Meinung : GEZ - Ein besonders ausgeklügeltes System

„Service statt Zwang“ vom 2. Juni

Gebühren werden für die konkrete Inanspruchnahme einer Leistung erhoben. Ein typisches Beispiel sind Wassergebühren. Der Benutzer zahlt gemäß Wasserverbrauch. Bei den Rundfunkgebühren sieht das etwas anders aus. Hier wird unterstellt, dass der Inhaber eines Empfangsgerätes die entsprechende Leistung nutzt. Natürlich gab es bei dieser juristischen Hilfskonstruktion „Nutzung“ viele Gerichtsstreitigkeiten. Deshalb haben die öffentlich-rechtlichen Juristen empfohlen, das System auf Beiträge umzustellen.
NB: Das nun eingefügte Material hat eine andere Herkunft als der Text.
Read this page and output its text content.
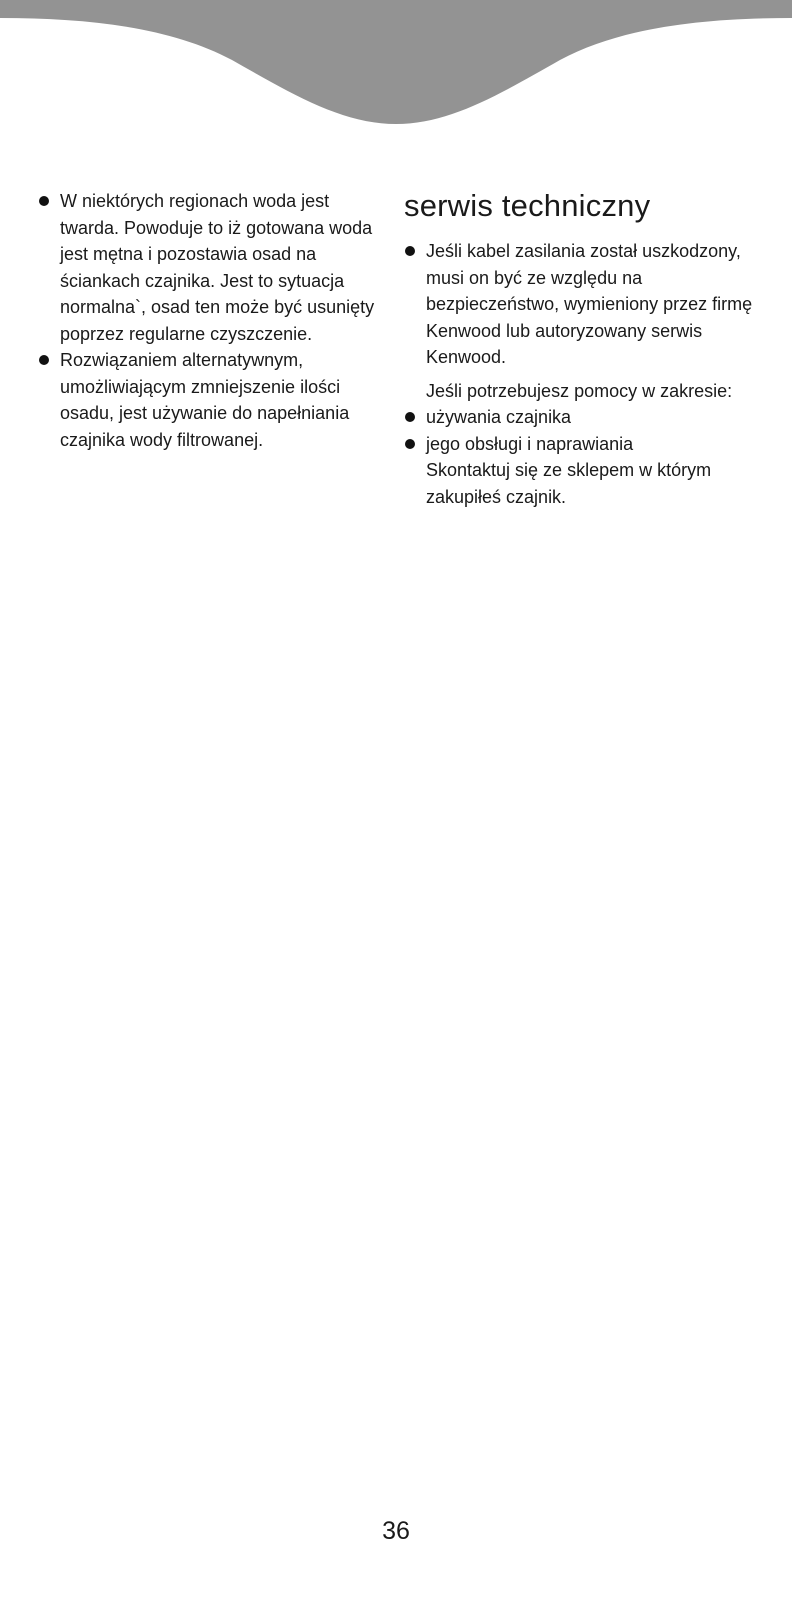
W niektórych regionach woda jest twarda. Powoduje to iż gotowana woda jest mętna i pozostawia osad na ściankach czajnika. Jest to sytuacja normalna`, osad ten może być usunięty poprzez regularne czyszczenie.
Rozwiązaniem alternatywnym, umożliwiającym zmniejszenie ilości osadu, jest używanie do napełniania czajnika wody filtrowanej.
serwis techniczny
Jeśli kabel zasilania został uszkodzony, musi on być ze względu na bezpieczeństwo, wymieniony przez firmę Kenwood lub autoryzowany serwis Kenwood.

Jeśli potrzebujesz pomocy w zakresie:

używania czajnika
jego obsługi i naprawiania

Skontaktuj się ze sklepem w którym zakupiłeś czajnik.

36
Beiträge werden für die Bereitstellung einer Leistung unabhängig von ihrer tatsächlichen Inanspruchnahme erhoben. Hier wird angenommen, dass der Gegenstand durch die Leistung eine Wertsteigerung erfährt. Ein typisches Beispiel sind Straßenausbaubeiträge. Durch den Ausbau einer Straße erfährt ein Baugrundstück eine Wertsteigerung. Der Eigentümer soll sich angemessen an den Ausbaukosten beteiligen. Bei den Rundfunkbeitragen, die ab 01. Januar 2013 erhoben werden, unterstellt man, dass die Wohnungen, die neben den Hunderten von Sendungen der Privatsender umspült werden, von den öffentlich-rechtlichen Rundfunk- und Fernsehwellen eine Wertsteigerung erfahren, so dass der Inhaber der Wohnung einen Beitrag für die Bereitstellung bezahlen soll. Konsequenterweise will man die Gebühreneinzugszentrale, die sich durch ihren robusten Gebühreneinzug in der Bevölkerung nicht besonders beliebt gemacht hat, in „ARD ZDF Deutschlandradio Beitragsservice“ umbenennen. Klar ist, es gibt keinen Service, nur Beitragszwang.

In dem Artikel steht, dass jeder Haushalt den Beitrag bezahlen muss. Das ist ungenau. Im 15. Rundfunkänderungsvertrag ist festgelegt, dass für jede Wohnung Beiträge erhoben werden. Wohnung ist jede ortsfeste baulich abgeschlossene Raumeinheit, die zum Wohnen geeignet ist. Nicht als Wohnungen gelten Patientenzimmer in Krankenhäusern oder Hafträume in Justizvollzugsanstalten.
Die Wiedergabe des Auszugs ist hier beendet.